Scientists, however, said something else: If the large presence of arsenic’s toxic properties in drinking water is a known source of health complications and diseases, there is no reason to dismiss the same concerns in the case of rice. As Allan Smith, M.D., PhD., Berkley’s most known epidemiology professor explains, the fact that rice arsenic takes years to display its first carcinogenic effects, it’s not an excuse to neglect the danger and to terminate epidemiologic studies on the matter. For the record, Smith was the man who established a scientific connection between Chile and Argentina’s public water with lung and bladder cancer, which gives us a reason to at least consider what he’s saying.
From where we stand now, we might not be able to change the way rice is produced and packed, but we can take our own precaution matters to remove some of the arsenic. Here are some useful tips:
Cover the rice with a triple amount of cold water, wait for debris to start floating, and remove it. Wash the rice neatly, rubbing grains neatly between your palms. Use a strainer to drain the water, and rinse multiple times with boiling water. When it comes to water, the rule is the hotter the better, as arsenic won’t go away using cold water only. In fact, experts recommend people to change water at least 6 times while cooking the rice, but you can easily avoid this tiring process by soaking it the previous evening, and draining the water in the morning. Otherwise, wash rice until you notice that even the hot water has become absolutely clear.
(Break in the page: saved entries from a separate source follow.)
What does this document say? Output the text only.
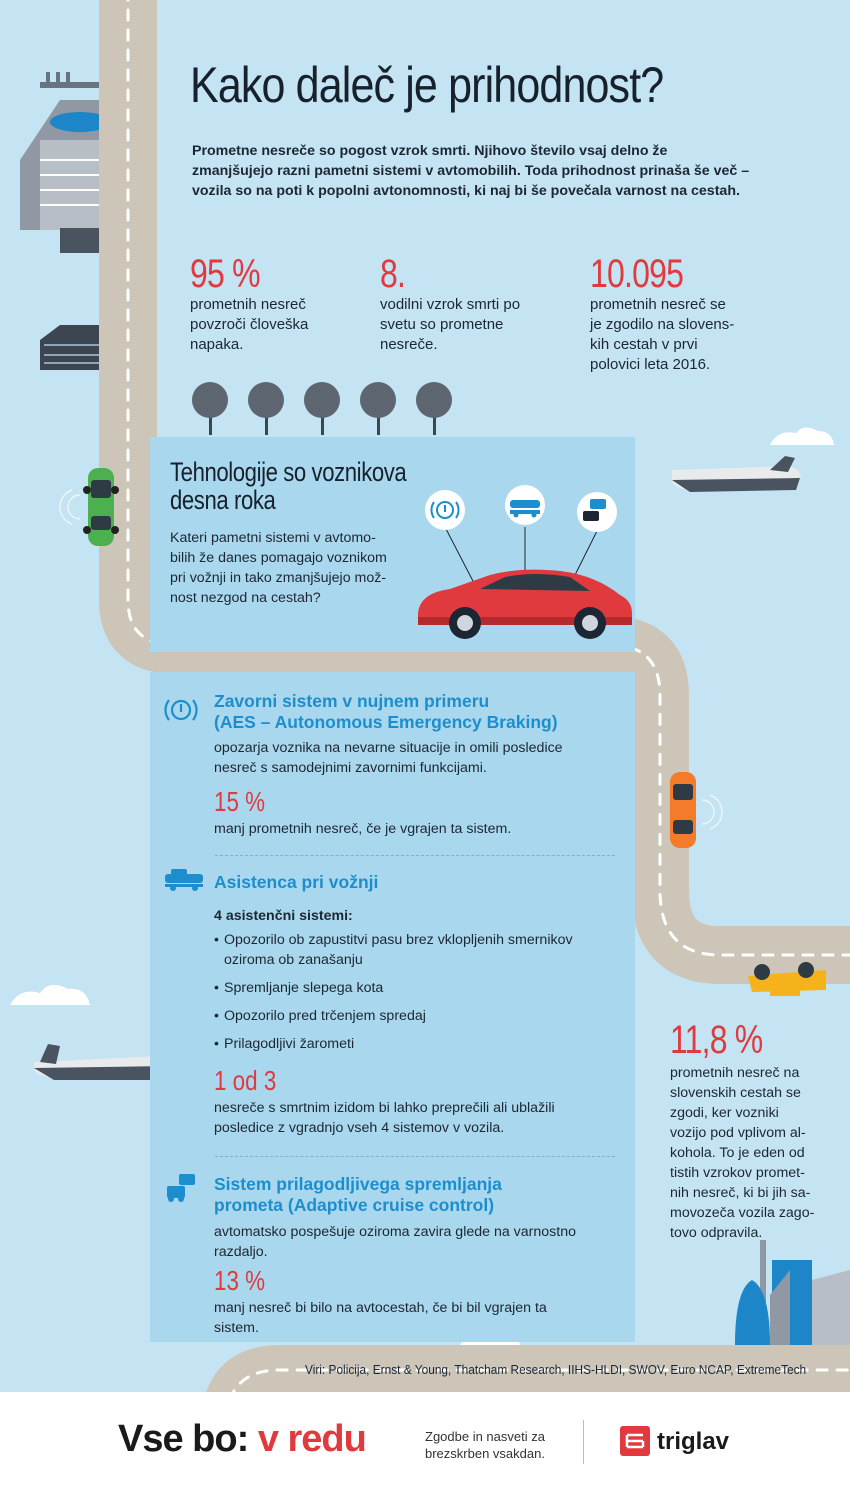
Kako daleč je prihodnost?
Prometne nesreče so pogost vzrok smrti. Njihovo število vsaj delno že zmanjšujejo razni pametni sistemi v avtomobilih. Toda prihodnost prinaša še več – vozila so na poti k popolni avtonomnosti, ki naj bi še povečala varnost na cestah.
95 %
prometnih nesreč
povzroči človeška
napaka.
8.
vodilni vzrok smrti po
svetu so prometne
nesreče.
10.095
prometnih nesreč se
je zgodilo na slovens-
kih cestah v prvi
polovici leta 2016.
Tehnologije so voznikova
desna roka
Kateri pametni sistemi v avtomo-
bilih že danes pomagajo voznikom
pri vožnji in tako zmanjšujejo mož-
nost nezgod na cestah?
Zavorni sistem v nujnem primeru
(AES – Autonomous Emergency Braking)
opozarja voznika na nevarne situacije in omili posledice
nesreč s samodejnimi zavornimi funkcijami.
15 %
manj prometnih nesreč, če je vgrajen ta sistem.
Asistenca pri vožnji
4 asistenčni sistemi:
• Opozorilo ob zapustitvi pasu brez vklopljenih smernikov
oziroma ob zanašanju
• Spremljanje slepega kota
• Opozorilo pred trčenjem spredaj
• Prilagodljivi žarometi
1 od 3
nesreče s smrtnim izidom bi lahko preprečili ali ublažili
posledice z vgradnjo vseh 4 sistemov v vozila.
Sistem prilagodljivega spremljanja
prometa (Adaptive cruise control)
avtomatsko pospešuje oziroma zavira glede na varnostno
razdaljo.
13 %
manj nesreč bi bilo na avtocestah, če bi bil vgrajen ta
sistem.
11,8 %
prometnih nesreč na
slovenskih cestah se
zgodi, ker vozniki
vozijo pod vplivom al-
kohola. To je eden od
tistih vzrokov promet-
nih nesreč, ki bi jih sa-
movozeča vozila zago-
tovo odpravila.
Viri: Policija, Ernst & Young, Thatcham Research, IIHS-HLDI, SWOV, Euro NCAP, ExtremeTech
Vse bo: v redu	Zgodbe in nasveti za
brezskrben vsakdan.	triglav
The pre-soaking method will remove other dangerous additives from packed rice as well, but you should always remember to add water in a 1:1 ration. Make sure water covers rice at least slightly while cooking it, and adjust it each time it evaporates.
In case you feel a bit lazy, and you want to avoid changing the water constantly, process the rice with a coffee percolator or a similar device, as this method proved to remove over 85% of rice’s arsenic content. The percolator will run boiling water over the rice the same way it does on grounded coffee, and will leave rice clean and safe to use. The method is simpler because it doesn’t require rice to stay in the water where arsenic is soaked as well, but allows water to drip through the seeds taking it away with the steam.